Poll Finds Only 9% of Generation Z Youth Ages 15-17 Are “Scripture Engaged,” 47% Considered “Disengaged”
Elizabeth Johnston reports:
For Christian parents in this aggressively secular world, ensuring that our children are actively engaged in the Body of Christ and growing in their relationship with Him can be daunting.
However, if your child is routinely absorbing the Word of God, you’re doing better than the vast majority of parents raising Gen Z children — the youngsters who may one day be your own child’s ministry field.
A recently released report from the American Bible Society found that just 9% of Gen Z youth—that is, Gen Zers between the ages of 15-17, as opposed to 18-24, are what’s considered “scripture engaged.”
This is compared to a dismal 47% who are “Bible disengaged.”
The State of the Bible 2021 does not have wholly depressing statistics for Americans at large — it found that half of all American adults qualify as a “Bible user” — it is clear that Gen Z, as the study concluded, has a “precarious relationship with the Bible.”
The organization revealed that “only one-third of Gen Z youth (34%) are Bible Users, while 43 percent of Gen Z adults qualify.
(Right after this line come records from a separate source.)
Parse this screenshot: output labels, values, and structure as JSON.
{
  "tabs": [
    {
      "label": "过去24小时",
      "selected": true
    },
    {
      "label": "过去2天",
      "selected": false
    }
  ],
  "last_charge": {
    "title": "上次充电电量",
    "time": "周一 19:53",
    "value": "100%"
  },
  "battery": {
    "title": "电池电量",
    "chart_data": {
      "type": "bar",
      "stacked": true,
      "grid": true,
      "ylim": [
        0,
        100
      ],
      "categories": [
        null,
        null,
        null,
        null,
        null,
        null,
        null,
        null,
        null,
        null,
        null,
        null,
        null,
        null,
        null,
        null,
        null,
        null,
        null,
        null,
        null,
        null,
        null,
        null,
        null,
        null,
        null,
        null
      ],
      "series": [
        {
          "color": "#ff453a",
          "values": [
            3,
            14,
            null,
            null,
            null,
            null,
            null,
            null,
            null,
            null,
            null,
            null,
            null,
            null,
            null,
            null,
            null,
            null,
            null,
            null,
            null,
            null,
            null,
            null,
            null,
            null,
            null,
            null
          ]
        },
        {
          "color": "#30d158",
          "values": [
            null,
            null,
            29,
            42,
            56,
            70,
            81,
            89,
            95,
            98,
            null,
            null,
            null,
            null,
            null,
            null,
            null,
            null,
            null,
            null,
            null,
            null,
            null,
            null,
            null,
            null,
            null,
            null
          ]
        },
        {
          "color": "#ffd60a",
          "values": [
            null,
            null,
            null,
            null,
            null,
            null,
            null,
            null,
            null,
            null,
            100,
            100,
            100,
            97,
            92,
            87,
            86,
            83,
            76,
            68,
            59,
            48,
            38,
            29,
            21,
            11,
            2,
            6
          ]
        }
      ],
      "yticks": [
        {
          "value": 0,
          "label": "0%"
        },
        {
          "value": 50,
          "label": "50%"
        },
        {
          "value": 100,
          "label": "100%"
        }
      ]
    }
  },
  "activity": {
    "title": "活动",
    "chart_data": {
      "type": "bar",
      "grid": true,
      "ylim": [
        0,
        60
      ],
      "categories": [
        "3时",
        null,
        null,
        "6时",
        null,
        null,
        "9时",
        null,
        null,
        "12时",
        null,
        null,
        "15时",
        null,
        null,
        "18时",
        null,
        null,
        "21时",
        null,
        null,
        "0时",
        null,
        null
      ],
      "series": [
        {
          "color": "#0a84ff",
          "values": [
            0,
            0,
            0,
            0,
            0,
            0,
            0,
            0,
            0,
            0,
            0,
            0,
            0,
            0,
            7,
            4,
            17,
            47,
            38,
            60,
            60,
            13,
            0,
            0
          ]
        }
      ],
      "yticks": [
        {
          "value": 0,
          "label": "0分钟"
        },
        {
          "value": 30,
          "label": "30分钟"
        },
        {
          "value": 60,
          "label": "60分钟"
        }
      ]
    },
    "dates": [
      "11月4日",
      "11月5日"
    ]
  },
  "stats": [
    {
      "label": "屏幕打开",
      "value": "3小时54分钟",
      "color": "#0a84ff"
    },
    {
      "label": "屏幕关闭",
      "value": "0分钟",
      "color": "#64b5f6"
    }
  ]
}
Compared with Gen Z, millennials have a much higher percentage of Bible Users, approaching the national average (49%).”
What’s more, they wrote that the “turmoil of 2020 did not spark greater Bible use among teenagers. Gen Z youth (27%) are more likely than Gen Z adults (19%) or millennials (9%) to say they decreased their Bible use in the past year.”
Interestingly, millennials were the most likely to say that they had increased their Bible use over the last year, that is 29%, compared to 27% of Gen Z adults and 21% of Gen Z youth.